Q2: UV data is exported to HBase, sales data is exported to Kudu, and output to different data sources. What is the main reason for this strategy?

A2: Kudu is not used as widely as HBase. UV real-time writing TPS is relatively high, HBase is more suitable for single query scenario, write HBase high throughput + low delay, small range query delay is low; Kudu has some OLAP features, such as saving order class details, column saving acceleration, and OLAP analysis in combination with Spark, Presto, etc.

Q3: May I ask, how did you solve the data update problem of ClickHouse? For example, data indicators are updated.

A3: CK update is an asynchronous merge, which can only be performed on the same shard, the same node and the same partition. This is weak consistency. CK is not recommended for metric update scenarios. If you have an update scenario in CK, you can try the AggregatingMergetree solution, replacing the Update with INSERT, and doing the merge at the field level.

Q4: How to ensure data de-duplication and consistency for binlog writes?

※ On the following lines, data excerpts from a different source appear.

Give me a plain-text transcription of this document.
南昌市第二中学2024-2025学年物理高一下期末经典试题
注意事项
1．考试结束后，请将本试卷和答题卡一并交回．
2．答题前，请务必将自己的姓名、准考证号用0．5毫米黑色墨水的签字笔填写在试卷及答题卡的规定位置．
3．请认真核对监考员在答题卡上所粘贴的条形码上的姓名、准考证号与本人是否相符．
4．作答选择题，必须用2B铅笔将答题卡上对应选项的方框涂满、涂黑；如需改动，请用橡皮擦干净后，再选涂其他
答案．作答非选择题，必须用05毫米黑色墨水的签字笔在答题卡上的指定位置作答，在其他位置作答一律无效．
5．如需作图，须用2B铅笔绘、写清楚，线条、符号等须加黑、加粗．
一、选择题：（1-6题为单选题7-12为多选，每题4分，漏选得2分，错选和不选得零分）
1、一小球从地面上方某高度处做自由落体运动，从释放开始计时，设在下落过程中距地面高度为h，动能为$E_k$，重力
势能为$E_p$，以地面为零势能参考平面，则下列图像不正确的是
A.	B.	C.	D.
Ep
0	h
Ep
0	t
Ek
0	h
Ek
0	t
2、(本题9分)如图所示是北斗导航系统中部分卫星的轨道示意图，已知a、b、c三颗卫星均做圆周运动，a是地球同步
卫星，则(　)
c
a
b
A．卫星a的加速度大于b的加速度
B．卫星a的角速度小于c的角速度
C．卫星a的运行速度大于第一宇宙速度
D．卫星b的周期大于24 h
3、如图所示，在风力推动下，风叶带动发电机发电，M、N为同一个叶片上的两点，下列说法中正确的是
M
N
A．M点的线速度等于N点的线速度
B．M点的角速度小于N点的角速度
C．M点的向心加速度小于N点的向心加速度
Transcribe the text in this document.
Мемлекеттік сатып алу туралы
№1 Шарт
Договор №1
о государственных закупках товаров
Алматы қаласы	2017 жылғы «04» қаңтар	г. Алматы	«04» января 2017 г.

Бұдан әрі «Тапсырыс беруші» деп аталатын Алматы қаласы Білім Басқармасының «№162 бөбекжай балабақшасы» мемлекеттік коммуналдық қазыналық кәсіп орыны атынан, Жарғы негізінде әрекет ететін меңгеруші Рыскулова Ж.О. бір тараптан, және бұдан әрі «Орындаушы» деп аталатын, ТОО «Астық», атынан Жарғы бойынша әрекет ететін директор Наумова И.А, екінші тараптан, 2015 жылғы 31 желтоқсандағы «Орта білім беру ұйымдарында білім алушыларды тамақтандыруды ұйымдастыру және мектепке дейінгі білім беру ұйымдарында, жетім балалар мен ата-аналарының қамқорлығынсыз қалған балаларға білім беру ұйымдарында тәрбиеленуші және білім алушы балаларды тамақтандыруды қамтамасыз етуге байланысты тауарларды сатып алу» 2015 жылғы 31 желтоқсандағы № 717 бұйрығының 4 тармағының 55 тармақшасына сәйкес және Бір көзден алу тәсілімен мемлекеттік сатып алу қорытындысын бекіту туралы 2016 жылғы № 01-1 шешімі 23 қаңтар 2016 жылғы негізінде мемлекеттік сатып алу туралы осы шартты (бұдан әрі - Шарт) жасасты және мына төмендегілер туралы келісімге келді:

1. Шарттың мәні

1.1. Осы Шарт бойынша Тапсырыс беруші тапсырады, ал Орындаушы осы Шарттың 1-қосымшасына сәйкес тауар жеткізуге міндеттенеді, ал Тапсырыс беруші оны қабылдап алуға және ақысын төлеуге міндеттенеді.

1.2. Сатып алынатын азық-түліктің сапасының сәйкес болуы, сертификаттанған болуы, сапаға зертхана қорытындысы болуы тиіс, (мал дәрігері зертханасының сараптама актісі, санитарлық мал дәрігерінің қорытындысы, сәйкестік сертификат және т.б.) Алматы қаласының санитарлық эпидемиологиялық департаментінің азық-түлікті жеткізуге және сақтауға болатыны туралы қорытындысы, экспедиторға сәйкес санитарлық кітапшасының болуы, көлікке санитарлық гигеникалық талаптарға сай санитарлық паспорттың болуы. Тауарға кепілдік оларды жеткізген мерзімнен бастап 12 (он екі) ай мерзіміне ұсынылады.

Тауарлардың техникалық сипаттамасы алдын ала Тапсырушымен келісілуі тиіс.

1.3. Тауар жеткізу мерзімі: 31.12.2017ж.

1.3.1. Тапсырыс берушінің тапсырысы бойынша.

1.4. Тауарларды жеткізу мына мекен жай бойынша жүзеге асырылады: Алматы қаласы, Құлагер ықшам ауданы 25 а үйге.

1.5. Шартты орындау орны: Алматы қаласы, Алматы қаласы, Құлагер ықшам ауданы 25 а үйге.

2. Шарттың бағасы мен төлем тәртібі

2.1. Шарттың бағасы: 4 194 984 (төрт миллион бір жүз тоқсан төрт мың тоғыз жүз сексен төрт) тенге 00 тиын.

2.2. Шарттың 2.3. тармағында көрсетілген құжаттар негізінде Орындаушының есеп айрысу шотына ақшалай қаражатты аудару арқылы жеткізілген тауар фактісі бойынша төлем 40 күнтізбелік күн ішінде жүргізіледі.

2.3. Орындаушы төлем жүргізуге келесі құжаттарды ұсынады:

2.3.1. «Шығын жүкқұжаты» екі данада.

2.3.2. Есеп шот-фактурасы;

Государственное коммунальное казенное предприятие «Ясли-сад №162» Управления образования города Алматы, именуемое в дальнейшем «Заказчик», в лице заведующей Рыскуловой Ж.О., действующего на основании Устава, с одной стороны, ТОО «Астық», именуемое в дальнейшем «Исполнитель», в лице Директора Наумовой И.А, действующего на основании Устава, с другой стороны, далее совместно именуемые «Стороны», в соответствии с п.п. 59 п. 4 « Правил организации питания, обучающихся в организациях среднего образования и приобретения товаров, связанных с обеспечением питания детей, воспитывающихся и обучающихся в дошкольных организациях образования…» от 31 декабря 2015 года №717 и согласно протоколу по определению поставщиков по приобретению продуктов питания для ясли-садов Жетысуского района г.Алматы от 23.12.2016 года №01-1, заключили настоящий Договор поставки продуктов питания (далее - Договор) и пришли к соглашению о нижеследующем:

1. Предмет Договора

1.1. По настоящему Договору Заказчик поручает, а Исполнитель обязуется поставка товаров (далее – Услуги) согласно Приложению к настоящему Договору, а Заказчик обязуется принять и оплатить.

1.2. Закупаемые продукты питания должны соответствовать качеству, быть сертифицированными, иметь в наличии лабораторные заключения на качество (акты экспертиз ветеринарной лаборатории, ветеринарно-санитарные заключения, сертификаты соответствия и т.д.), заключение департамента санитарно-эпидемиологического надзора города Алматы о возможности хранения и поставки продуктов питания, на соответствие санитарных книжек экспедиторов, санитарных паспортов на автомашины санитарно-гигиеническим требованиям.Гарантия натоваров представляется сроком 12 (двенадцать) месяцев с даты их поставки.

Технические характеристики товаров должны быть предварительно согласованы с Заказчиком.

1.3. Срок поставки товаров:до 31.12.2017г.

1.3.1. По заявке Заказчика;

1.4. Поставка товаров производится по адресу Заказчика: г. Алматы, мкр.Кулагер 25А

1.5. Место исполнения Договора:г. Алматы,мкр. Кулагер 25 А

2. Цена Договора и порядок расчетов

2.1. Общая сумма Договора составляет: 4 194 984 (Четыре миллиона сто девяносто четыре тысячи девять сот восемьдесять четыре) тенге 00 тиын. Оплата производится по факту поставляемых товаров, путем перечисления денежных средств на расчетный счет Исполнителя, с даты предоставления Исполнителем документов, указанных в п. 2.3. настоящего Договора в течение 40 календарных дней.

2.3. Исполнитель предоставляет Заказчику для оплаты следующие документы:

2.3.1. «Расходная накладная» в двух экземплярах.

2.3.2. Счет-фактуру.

A4: Binlog has not yet written to CK’s scenario, this scheme looks immature. This is not recommended and can be done using a CDC + Data Lake solution.

Q5: If CK nodes write unevenly, how to monitor and how to solve it? What about data skew?

A5: The data partition can be viewed by monitoring the amount and size of written data on each machine, each table and each partition through CK’s System.parts local surface, so as to locate a table, a machine and a partition.

Q6: How do you do mission monitoring or health checks on the real-time platform? And how does it automatically recover after an error? Are you in the yarn-application mode now? Is there a case for one yarn application for multiple Flink jobs?

A6 : For Flink 1.12+, the PrometheusReporter approach is supported to expose Flink Metrics, such as operator watermark, checkpoint-related metrics such as size, time spent, number of failures, and other key metrics. It is then collected and stored for task monitoring alerts.

Flink’s native Restart policy and failover mechanism serve as the first layer of assurance.

The Client will monitor the state of Flink regularly, update the latest checkpoint address to its cache, and report it to the platform, and solidify it into MySQL. When Flink cannot restart again, the Client resubmits the task from the latest successful checkpoint. As a second guarantee. After this layer solidifies Checkpoint into MySQL, the Flink HA mechanism is no longer used, eliminating the component dependency of ZK.

When the current two layers fail to restart or the cluster is abnormal, the platform automatically pulls a new cluster from the latest ChekCPoint solidified into MySQL and submits the task as the third layer guarantee.

We support the arn-per-job pattern, which is primarily based on the Flink on Kubernetes pattern for deploying standalone clusters.

Q7: Are all the components on your big data platform containerized or mixed at the moment?

A7: At present, our real-time component Flink, Spark, Storm, Presto and other computing frameworks have been containerized. For details, please refer to 1.2 Platform Architecture above.

Q8: Kudu doesn’t run on Kubernetes, does he?

A8: Kudu does not run on Kubernetes, for which there is no particularly mature solution. And Kudu is based on Cloudera Manager operation and maintenance, there is no need to go to Kubernetes.

Q9: Is it possible to save the dimension table of Flink real-time data storehouse into CK and then query CK?

A9: It can be done. It can be worth trying. The data from both the fact table and the dimension table can be saved and can be hashed on a field (for example, user_id) to create a Local Join.